Hold out your right hand horizontal in front of you, making sure to leave a gap between each finger. While keeping your hand as relaxed as possible, bend your thumb inward so that it touches, or nearly touches, your palm. As you do this, watch the tip of your index finger? Does it involuntarily move or twitch? Chances are that you will find it hard to move your thumb without there also being some movement in your index finger.
Given what we know about the principle of ‘fire together wire together’ this is not surprising. When we first start using our fingers as babies, most of the activities we do with our thumb are also activities that we do with our index finger. One of the first things a baby does with her fingers is to grasp hold of objects, whether it be a toy or the hand of a parent. In a normal grasping action, our thumb and index finger are usually the first to make contact, which they do almost simultaneously. By contrast, the two fingers that probably arrive on things with the greatest duration between are the thumb and the pinky.
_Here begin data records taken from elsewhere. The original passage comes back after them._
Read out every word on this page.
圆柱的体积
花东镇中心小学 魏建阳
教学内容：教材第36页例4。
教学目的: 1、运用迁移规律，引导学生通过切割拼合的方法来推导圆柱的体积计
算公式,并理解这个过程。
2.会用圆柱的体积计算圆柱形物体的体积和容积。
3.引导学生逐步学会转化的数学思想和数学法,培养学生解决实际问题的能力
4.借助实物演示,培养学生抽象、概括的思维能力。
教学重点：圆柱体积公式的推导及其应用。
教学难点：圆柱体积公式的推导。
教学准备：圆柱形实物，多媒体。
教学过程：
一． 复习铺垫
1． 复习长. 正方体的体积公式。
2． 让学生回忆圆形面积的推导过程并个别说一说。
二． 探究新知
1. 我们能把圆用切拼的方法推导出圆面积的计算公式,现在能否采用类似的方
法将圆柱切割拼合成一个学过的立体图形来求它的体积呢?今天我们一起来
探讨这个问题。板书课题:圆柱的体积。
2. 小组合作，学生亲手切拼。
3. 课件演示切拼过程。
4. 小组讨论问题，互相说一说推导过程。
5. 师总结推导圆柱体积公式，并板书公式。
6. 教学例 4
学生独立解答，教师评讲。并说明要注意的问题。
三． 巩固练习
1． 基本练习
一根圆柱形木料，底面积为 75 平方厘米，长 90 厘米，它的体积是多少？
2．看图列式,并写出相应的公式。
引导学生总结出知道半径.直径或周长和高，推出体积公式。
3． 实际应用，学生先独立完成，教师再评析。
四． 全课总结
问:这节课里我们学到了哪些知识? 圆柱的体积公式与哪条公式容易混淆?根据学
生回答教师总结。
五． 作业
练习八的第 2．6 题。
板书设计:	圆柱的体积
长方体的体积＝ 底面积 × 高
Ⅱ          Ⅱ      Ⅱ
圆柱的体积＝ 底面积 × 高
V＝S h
As a result of this, the mind maps which control the thumb and the index finger will tend to be very close together, and even work in conjunction. When the neurons which control one action fire up in the brain, chances are that the neurons which control the other will also fire up.
This isn’t just theory, but has been proved in the lab. Norman Doidge, whose best-selling book on neuroplasticity we will have frequent occasion to quote, chronicles various experiments performed by the neuroscientist Michael Merzenich:
“In one ingenious experiment, Merzenich mapped a normal monkey’s hand, then sewed together two of the monkey’s fingers, so that both fingers moved as one. After several months of allowing the monkey to use its sewn fingers, the monkey was remapped. The two maps or the originally separate fingers had now merged into a single map. If the experimenters touched any point on either finger, this new single map would light up. Because all the movements and sensations in those fingers always occurred simultaneously, they’d formed the same map. The experiment showed that timing of the input to the neurons in the map was the key to forming it—neurons that fired together in time wired together to make one map.”
Elsewhere in the book Dr. Doidge explains why is going on physiologically when the fire together wire together phenomenon is happening:
“When we perform an activity that requires specific neurons to fire together, they release BDNF. This growth factor consolidates the connections between those neurons and helps to wire them together so they fire together reliably in the future. BDNF also promotes the growth of the thin fatty coat around every neuron that speeds up the transmission of electrical signals.”